The fear of the ‘other’-and hatred for the ‘other’-that drove white people into the suburbs in the postwar period also influenced the physical spaces of the city itself decades later. Davis writes about the “radical privatization of Downtown public space” in Los Angeles and the “continuing erosion of the boundary between architecture and law enforcement.” In no other instance is such an erosion more evident in St. Louis than in the case of street closures, ‘Schoemehl Pots,’ and the prevalence of defensible spaces planning in general. More and more, the physical spaces of St. Louis were constructed to enforce racial hierarchies within the urban structure, centered on  the fears of white planners, residents, and suburbanites.
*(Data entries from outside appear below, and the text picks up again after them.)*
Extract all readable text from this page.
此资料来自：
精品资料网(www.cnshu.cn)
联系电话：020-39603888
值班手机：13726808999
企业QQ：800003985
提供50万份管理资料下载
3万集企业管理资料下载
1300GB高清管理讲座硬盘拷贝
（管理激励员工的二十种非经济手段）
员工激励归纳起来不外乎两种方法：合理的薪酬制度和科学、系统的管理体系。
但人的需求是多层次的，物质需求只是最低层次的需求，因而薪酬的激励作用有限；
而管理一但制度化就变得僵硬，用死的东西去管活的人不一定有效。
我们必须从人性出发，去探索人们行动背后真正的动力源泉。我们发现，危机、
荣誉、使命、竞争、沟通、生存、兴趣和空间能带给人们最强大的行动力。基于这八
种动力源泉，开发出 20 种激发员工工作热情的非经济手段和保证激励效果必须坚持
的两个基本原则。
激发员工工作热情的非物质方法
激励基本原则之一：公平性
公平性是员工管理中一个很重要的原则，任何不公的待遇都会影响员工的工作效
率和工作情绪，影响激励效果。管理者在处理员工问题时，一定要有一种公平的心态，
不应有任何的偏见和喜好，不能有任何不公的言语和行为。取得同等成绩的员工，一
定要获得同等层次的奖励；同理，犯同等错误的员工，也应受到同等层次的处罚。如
The very streets of the city became an extension of the police, ostensibly designed to reduce crime and protect communities but instead doing the opposite, upholding the same white supremacist status quo that American police perpetuate at large. 

 

Newman’s legacy in St. Louis reveals the power of academia and universities in influencing the character of public policy, lending credibility to policy by providing critical intellectual support. In too many cases, academia abstracts away from the root causes of poverty, crime, and destitution, instead choosing to focus on niche factors that may have had some impact but generally tend to miss the forest for the trees. The consequences are often devastating, with marginalized communities bearing the brunt of the blow of policies like defensible space planning while having their most basic needs and concerns unaddressed.